I went to the kitchen and grabbed a medicine cup, cut it down, filled it with a lump of Play-doh, and stuffed it down into the mold. Then I spooned a little more epoxy over the top of that, with the intention of imprisoning the medicine cup and Play-doh in a blue epoxy prison from whence it would never escape. But by then, the epoxy was starting to set already, and the “cap” I had poured over the medicine cup and Play-doh would not smooth out under the influence of gravity. I grabbed the cap off a milk carton and pressed it into the surface so it would have a smooth top.

Then I waited. Once the epoxy was good and hard, I pried off the milk cap revealing a smooth top. I applied the punch again. But the epoxy refuse to budge. I eventually gave up on saving the mold and cracked the plaster off with a chisel. The result was… not completely satisfactory. But maybe satisfactory enough.

It’s just a kid’s game after all. I started paring the mold marks around the top off with a knife when the epoxy cap popped off.
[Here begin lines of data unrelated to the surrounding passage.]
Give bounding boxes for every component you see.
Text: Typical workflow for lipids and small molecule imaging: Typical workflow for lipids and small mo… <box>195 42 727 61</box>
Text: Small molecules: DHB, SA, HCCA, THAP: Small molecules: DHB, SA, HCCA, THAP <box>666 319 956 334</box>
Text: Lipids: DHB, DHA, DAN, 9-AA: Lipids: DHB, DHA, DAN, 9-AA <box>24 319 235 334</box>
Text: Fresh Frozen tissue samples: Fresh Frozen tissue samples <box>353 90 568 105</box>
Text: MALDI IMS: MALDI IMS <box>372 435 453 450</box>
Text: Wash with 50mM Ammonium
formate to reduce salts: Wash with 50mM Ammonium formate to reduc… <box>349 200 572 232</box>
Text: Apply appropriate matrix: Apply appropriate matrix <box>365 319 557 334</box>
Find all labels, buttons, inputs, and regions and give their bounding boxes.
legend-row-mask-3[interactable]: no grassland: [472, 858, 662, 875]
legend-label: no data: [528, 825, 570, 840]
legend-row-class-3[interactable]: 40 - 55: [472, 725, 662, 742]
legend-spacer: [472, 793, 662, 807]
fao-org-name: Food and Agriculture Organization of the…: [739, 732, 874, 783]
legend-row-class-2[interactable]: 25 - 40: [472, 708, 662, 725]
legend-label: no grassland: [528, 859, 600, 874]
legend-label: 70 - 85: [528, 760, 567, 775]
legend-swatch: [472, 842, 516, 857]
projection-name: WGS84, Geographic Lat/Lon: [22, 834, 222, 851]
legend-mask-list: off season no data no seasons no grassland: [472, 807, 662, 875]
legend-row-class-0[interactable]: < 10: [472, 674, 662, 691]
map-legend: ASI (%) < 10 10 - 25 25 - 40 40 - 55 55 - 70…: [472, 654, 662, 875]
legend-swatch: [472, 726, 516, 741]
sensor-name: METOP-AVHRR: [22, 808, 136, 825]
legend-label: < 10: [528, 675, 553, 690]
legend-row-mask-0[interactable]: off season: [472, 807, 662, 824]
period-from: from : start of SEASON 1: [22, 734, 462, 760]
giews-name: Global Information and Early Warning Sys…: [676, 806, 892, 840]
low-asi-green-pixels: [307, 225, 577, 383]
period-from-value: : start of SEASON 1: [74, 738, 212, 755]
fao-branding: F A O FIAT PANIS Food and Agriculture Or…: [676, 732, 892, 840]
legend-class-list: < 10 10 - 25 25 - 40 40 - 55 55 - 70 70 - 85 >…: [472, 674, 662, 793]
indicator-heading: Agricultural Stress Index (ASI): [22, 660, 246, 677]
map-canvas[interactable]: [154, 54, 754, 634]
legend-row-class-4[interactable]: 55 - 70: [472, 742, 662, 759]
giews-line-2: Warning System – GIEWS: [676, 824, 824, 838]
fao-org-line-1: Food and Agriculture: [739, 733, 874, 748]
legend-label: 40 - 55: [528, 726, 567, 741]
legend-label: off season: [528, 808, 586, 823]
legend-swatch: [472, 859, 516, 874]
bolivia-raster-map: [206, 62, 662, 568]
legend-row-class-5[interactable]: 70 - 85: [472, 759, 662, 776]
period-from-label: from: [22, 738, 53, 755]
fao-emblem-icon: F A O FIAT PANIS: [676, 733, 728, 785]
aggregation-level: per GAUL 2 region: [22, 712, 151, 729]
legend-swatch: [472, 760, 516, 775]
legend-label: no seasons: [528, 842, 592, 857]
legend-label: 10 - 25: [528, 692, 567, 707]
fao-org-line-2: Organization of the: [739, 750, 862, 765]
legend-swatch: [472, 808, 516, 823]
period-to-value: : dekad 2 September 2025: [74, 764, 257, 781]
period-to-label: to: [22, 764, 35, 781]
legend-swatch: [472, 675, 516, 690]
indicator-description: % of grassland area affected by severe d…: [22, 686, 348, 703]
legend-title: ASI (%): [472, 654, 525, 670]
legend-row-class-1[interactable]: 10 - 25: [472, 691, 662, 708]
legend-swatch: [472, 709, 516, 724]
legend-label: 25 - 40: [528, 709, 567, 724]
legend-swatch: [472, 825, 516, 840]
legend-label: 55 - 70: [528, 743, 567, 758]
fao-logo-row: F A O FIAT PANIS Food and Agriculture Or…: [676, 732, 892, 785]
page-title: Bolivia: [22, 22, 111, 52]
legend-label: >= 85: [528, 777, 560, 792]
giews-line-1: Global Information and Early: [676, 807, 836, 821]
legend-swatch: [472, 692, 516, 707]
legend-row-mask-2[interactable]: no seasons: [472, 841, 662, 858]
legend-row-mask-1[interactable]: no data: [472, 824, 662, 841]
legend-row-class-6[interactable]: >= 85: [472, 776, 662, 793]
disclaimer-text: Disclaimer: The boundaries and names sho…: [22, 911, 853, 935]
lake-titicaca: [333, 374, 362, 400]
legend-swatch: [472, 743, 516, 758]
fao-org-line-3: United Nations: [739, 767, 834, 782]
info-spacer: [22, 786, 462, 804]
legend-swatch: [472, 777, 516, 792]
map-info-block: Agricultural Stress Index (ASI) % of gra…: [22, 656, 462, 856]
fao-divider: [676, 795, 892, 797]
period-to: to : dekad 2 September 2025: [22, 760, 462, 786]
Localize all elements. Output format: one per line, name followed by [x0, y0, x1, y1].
Firmly attached to its underside was the Play-doh. So much for my prison manufacturing skills.

But maybe this will work. It has been an interesting exercise if nothing else. If the urge strikes again before I see my friend again, I may give it another go. Except that I’m out of epoxy.

Maybe I’ll make it out of wood this time.
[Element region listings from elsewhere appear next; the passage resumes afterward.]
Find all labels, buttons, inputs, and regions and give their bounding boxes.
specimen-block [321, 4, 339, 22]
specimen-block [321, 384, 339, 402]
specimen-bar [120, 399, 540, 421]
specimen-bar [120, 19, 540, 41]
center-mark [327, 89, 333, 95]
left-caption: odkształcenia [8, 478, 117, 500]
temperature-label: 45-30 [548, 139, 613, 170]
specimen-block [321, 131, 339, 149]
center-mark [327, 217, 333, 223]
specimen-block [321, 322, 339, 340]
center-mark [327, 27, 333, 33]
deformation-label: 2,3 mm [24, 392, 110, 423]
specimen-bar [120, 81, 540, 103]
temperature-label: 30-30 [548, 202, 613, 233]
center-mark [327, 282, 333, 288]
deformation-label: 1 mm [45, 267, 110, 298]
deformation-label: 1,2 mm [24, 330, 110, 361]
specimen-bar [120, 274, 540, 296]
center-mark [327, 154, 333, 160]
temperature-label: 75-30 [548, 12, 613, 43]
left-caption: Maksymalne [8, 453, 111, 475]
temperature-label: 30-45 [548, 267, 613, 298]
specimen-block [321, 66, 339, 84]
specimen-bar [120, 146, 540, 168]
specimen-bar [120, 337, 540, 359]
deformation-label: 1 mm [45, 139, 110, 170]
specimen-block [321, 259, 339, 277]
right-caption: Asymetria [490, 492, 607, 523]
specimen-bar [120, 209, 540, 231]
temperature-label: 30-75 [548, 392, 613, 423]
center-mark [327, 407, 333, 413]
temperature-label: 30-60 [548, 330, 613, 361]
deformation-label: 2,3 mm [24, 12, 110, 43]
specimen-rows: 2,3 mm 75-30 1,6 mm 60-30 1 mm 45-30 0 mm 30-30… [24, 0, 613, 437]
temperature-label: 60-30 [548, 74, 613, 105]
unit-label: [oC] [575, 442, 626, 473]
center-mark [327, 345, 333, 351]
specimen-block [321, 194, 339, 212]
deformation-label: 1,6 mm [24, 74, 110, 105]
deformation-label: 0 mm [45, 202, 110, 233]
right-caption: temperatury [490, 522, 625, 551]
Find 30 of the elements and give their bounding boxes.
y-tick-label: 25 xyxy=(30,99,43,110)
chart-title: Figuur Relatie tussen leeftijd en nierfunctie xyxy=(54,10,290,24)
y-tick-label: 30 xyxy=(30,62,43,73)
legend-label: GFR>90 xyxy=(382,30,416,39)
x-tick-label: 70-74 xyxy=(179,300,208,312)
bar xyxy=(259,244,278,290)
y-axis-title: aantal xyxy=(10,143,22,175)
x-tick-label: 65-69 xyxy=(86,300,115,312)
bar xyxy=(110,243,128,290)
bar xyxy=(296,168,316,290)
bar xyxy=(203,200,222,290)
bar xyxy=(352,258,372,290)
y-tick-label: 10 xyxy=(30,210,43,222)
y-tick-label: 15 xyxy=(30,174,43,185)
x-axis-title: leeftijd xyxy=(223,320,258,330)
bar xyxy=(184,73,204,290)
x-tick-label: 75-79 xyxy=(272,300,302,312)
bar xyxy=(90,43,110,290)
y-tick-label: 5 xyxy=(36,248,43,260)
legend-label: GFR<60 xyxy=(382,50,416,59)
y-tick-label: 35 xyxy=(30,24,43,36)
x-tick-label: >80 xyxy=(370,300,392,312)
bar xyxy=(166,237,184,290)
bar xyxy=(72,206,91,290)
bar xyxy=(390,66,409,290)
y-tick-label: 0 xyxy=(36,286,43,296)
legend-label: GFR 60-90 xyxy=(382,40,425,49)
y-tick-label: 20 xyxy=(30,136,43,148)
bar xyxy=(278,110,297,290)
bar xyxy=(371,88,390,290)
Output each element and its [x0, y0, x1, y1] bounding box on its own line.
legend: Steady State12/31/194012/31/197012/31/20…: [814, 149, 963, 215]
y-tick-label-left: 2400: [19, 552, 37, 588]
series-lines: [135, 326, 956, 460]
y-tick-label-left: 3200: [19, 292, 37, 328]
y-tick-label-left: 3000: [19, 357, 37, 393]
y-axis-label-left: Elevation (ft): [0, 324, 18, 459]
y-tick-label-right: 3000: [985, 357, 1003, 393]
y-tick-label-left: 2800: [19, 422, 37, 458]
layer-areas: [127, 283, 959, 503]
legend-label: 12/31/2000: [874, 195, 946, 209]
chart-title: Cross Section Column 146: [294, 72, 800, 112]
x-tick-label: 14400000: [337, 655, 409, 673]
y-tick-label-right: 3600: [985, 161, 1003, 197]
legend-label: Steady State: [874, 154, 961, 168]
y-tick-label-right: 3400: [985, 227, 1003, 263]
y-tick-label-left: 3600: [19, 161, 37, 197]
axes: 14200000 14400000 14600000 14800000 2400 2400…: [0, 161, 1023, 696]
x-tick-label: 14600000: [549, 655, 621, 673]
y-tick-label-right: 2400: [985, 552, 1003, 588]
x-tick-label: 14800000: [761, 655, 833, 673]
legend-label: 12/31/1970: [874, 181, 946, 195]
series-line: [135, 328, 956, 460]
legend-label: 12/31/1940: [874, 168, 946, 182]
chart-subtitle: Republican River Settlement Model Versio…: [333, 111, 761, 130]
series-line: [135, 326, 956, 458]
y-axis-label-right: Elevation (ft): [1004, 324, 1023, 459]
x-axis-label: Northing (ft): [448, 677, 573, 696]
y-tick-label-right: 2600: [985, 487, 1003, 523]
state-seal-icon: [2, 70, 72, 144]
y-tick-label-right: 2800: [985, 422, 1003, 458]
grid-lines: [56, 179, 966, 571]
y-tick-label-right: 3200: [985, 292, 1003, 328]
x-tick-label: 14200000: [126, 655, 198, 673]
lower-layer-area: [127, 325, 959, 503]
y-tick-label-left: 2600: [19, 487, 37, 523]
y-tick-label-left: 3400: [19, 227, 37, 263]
This morning I rolled out of bed at 10:00. That is an extraordinarily rare treat for me, and I enjoyed it very much. When I did get up, I went to Walmart and bought some interfacing for the costume I started on yesterday. I also bought a seam ripper and one of those tomato pin cushions just like Mom had some 40 years ago. I can’t believe they still make those.
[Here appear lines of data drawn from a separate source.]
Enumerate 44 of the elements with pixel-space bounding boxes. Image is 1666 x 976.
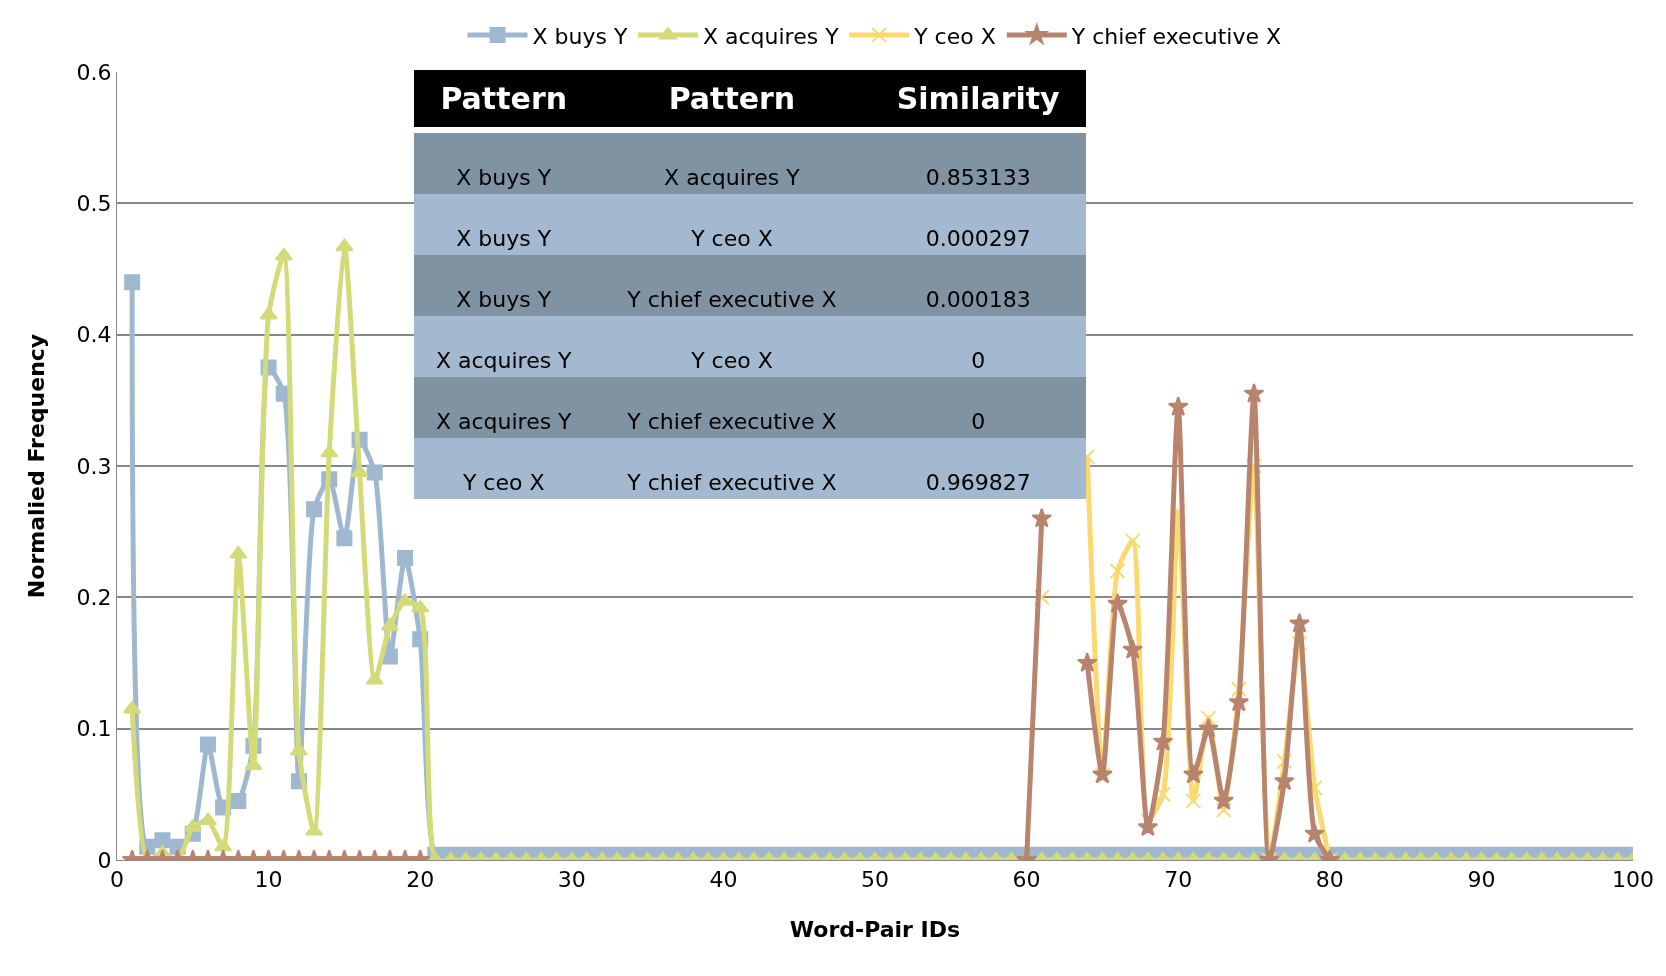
legend-label: Y chief executive X [1070, 23, 1282, 49]
x-tick-label: 90 [1467, 867, 1496, 893]
annotation: X buys Y [414, 130, 594, 194]
x-tick-label: 80 [1315, 867, 1344, 893]
legend-label: X acquires Y [702, 23, 840, 49]
annotation: 0.969827 [870, 438, 1086, 499]
annotation: X acquires Y [414, 377, 594, 438]
y-tick-label: 0.2 [76, 585, 112, 611]
annotation: X acquires Y [593, 130, 871, 194]
annotation: 0.000183 [870, 255, 1086, 316]
annotation: 0.853133 [870, 130, 1086, 194]
annotation: X buys Y [414, 255, 594, 316]
y-tick-label: 0.6 [76, 59, 112, 85]
annotation: Y chief executive X [593, 377, 871, 438]
x-tick-label: 60 [1012, 867, 1041, 893]
annotation: Y chief executive X [593, 255, 871, 316]
x-tick-label: 40 [709, 867, 738, 893]
annotation: Y ceo X [414, 438, 594, 499]
x-tick-label: 50 [861, 867, 889, 893]
y-tick-label: 0.4 [76, 322, 112, 348]
x-tick-label: 70 [1164, 867, 1193, 893]
x-tick-label: 100 [1612, 867, 1654, 893]
annotation: Pattern [414, 70, 594, 130]
x-tick-label: 10 [254, 867, 283, 893]
x-tick-label: 20 [406, 867, 435, 893]
y-axis-title: Normalied Frequency [24, 333, 50, 599]
y-tick-label: 0.3 [76, 453, 112, 479]
x-axis-title: Word-Pair IDs [789, 917, 961, 943]
annotation: Pattern [593, 70, 871, 130]
legend-label: Y ceo X [913, 23, 996, 49]
annotation: 0 [870, 316, 1086, 377]
annotation: Y chief executive X [593, 438, 871, 499]
legend-label: X buys Y [532, 23, 628, 49]
x-tick-label: 30 [557, 867, 586, 893]
y-tick-label: 0 [97, 847, 112, 873]
annotation: X acquires Y [414, 316, 594, 377]
annotation: 0.000297 [870, 194, 1086, 255]
annotation: X buys Y [414, 194, 594, 255]
annotation: Y ceo X [593, 316, 871, 377]
annotation: Y ceo X [593, 194, 871, 255]
y-tick-label: 0.1 [76, 716, 112, 742]
annotation: 0 [870, 377, 1086, 438]
y-tick-label: 0.5 [76, 191, 112, 217]
annotation: Similarity [870, 70, 1086, 130]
On the way home I bought some gas, and the stupid pump didn’t cut off and overflowed on me. At least I wasn’t pouring $4.00/gallon gas on the ground though. I was busy washing the gas off my car when I realized it was too late to tell the pump to give me a receipt. So I went in to ask for one. I also mentioned that the pump didn’t cut off. The clerk said something like “Yeah, it does that sometimes.” Man. If they already knew about it, why don’t they fix it? I oughta call the EPA on them. Then I went on home.

Part way through my costume attempt, the sewing machine just gave up. I could no longer rotate the balance wheel past a certain point in either direction. So I started tearing it apart. Turns out it was a semi-mangled plastic spiral gear that runs the shuttle. I removed it without dreaming of the potential consequences and smoothed out the munged teeth as best I could. Then I realized the enormity of what I had done. I had totally screwed the timing.

A sewing machine’s bobbin mechanism (i.e., the shuttle) has to be in a particular position relative to the needle, and I had no idea where that ought to be. I did a little searching on the Internet and even found where a guy offered to email retiming instructions to another hapless web surfer. So I sent him an email asking if he’d be willing to repeat the favor for another perfect stranger.

But he didn’t email me back within 5 minutes, so I continued my search and hit pay dirt. Armed with a couple of diagrams, I tore into it again and managed to retime the thing. Now it sews again. But I really ought to replace that plastic gear. No telling when it’s going to jam again, and I still need to crank out four and a half more costumes. Total time spent repairing the sewing machine: about three hours.

I did email a “nevermind” to my potential retiming guru. I think that’s just common courtesy.

I have not felt good at all today. I have a foreign particle lodged in my sinus, and for me, that always leads to a sinus infection. I’ll spare you the details, as it will suffice to say that I feel pretty crappy. Also my mouth tastes just like I feel, and I’m sure my breath is no bouquet of roses either.

As soon as I get Beth down for the night, I may cut out the cloth for the cloak that goes with the tunic I made. I prolly won’t run the sewing machine though, as the noise it generates is incompatible with sleeping children.

Or maybe I’ll just veg out for the night.